Clause 15 - Code of practice: improvement notices
Health Bill
10:00 am

Andrew Murrison (Shadow Minister, Health; Westbury, Conservative)
The issue of sanctions is fascinating, because they can mean so many things. In the professional sense, success or otherwise in achieving an outcome is sanction enough, as we all want the approval of our peers. In Parliament, for example, if do not have a good reputation we feel unhappy about it, and the same applies to health care professionals. We like to think that our peers appreciate what we do and recognise that we achieve good results. That, generally speaking, is the driver in the NHS. The problem with sanctions is that that driver is not sufficiently recognised.
Hospital-acquired infections have traditionally been seen as the responsibility of someone else, as supplementary to the main thrust of what a hospital does, which is carrying out successful hip replacements, for example, and ensuring that people admitted to a coronary care ward are well when they leave hospital. We need to ensure that that aspect of health care is at the heart of what the NHS and other health care providers do.
To give credit where it is due, the professions have begun to address the issue. I therefore hope that sanctions per se will not be such a big issue in future; the true sanction is that driven by the professions themselves, and it is related to the esteem or otherwise in which individuals within those professions hold one another.
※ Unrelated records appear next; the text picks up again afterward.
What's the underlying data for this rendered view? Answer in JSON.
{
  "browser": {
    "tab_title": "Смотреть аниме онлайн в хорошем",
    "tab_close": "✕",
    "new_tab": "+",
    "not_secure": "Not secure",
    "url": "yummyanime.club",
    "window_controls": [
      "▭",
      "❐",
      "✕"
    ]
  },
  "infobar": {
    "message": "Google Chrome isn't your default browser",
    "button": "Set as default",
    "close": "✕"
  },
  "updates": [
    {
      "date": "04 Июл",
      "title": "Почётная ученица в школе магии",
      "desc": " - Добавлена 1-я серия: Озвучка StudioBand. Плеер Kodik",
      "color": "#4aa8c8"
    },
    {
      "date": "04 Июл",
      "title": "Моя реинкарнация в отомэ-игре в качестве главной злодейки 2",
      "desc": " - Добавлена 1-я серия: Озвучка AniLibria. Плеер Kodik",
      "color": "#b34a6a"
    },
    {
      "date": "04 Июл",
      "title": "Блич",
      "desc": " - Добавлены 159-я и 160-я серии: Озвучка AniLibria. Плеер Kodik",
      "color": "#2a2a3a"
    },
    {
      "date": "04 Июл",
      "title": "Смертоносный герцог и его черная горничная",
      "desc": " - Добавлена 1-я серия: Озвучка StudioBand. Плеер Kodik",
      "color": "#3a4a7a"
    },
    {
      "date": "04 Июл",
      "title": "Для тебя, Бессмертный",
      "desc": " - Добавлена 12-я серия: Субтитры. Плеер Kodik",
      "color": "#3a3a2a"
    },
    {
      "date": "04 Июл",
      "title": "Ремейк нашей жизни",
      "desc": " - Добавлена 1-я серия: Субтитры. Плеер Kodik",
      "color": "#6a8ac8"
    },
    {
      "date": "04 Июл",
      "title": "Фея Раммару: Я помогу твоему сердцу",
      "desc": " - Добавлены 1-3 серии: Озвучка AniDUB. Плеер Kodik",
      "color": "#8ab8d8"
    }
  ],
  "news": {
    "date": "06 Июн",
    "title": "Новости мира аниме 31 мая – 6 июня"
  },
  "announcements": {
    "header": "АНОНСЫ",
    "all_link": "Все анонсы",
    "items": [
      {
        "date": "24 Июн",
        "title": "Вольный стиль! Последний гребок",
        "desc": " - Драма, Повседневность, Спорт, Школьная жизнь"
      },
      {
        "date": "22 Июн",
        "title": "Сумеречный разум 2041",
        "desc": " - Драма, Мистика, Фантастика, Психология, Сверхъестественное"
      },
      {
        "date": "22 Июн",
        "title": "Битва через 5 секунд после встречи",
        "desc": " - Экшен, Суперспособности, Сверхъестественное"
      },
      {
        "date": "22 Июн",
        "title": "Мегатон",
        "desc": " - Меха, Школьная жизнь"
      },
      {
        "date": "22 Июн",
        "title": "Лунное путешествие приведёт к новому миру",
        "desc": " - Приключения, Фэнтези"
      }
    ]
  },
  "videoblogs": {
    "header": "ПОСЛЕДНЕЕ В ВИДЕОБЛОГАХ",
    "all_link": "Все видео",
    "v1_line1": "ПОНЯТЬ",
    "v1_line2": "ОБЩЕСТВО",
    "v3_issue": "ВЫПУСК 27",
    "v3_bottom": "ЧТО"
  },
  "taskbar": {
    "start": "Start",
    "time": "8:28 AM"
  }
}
I hope the Minister will comment on the difference in how the private and not-for-profit sectors in health care are dealt with in relation to the NHS. In a previous sitting, the hon. Member for Northavon, contrasting the sanctions that may apply to the two sectors, seemed to misunderstand the level of sanction and the penalties that may apply to the private sector—those bits of our health care system which lie outwith the NHS. If I got that wrong the hon. Gentleman will correct me. In truth, the sanctions that apply to the private sector are potentially very severe indeed because they are quasi-commercial, or commercial, in the sense that the HealthCare Commission could deliver an unfavourable report which could lead to contracts being removed. There are jobs involved, staff have mortgages to pay and so on, and their minds are heavily focused on the issue.
It does not happen in quite the same way in the NHS. In accordance with the 2003 Act, when a management problem is identified in the NHS, the individuals concerned are usually moved on, or moved sideways. We can all think of examples from our own constituencies where that appears to have happened. The level of sanction is not quite the same.
Nevertheless, what will be of concern to those at the front line, be they managers or health care professionals, is how they will appear to their peers. That, together with the altruism that goes with being a member of a health care profession and the desire to do good or, in the context of medicine and allied professions, at least to do no harm, is what will drive this matter. We need a recognition that that, rather than heavy-handed sanctions per se, is what tends to drive standards, particularly in the NHS.
I hope that the Minister will assure us that she would not be tempted to apply financial sanctions. We would have difficulty with that because we take the view that if there is a problem, removing resource is the worst thing that can be done. Part of the problem might be the need to use resource to improve things. The Liberal Democrats have tabled a later amendment that touches on this matter and I believe that the crux of it has to do with financial penalties that may apply, in the hope that any improvement might be funded centrally. To that extent, we would have similar sorts of concerns.
The notion that, having identified a problem, we need to fine the institution seems to be wholly inappropriate and a bit of a paradox. We want to rely on the powers that the Secretary of State already has under the 2003 Act to effect managerial change where that is necessary. We hope that there might be a bit more bite to that in the Minister’s handling of this serious aspect of health care in this country.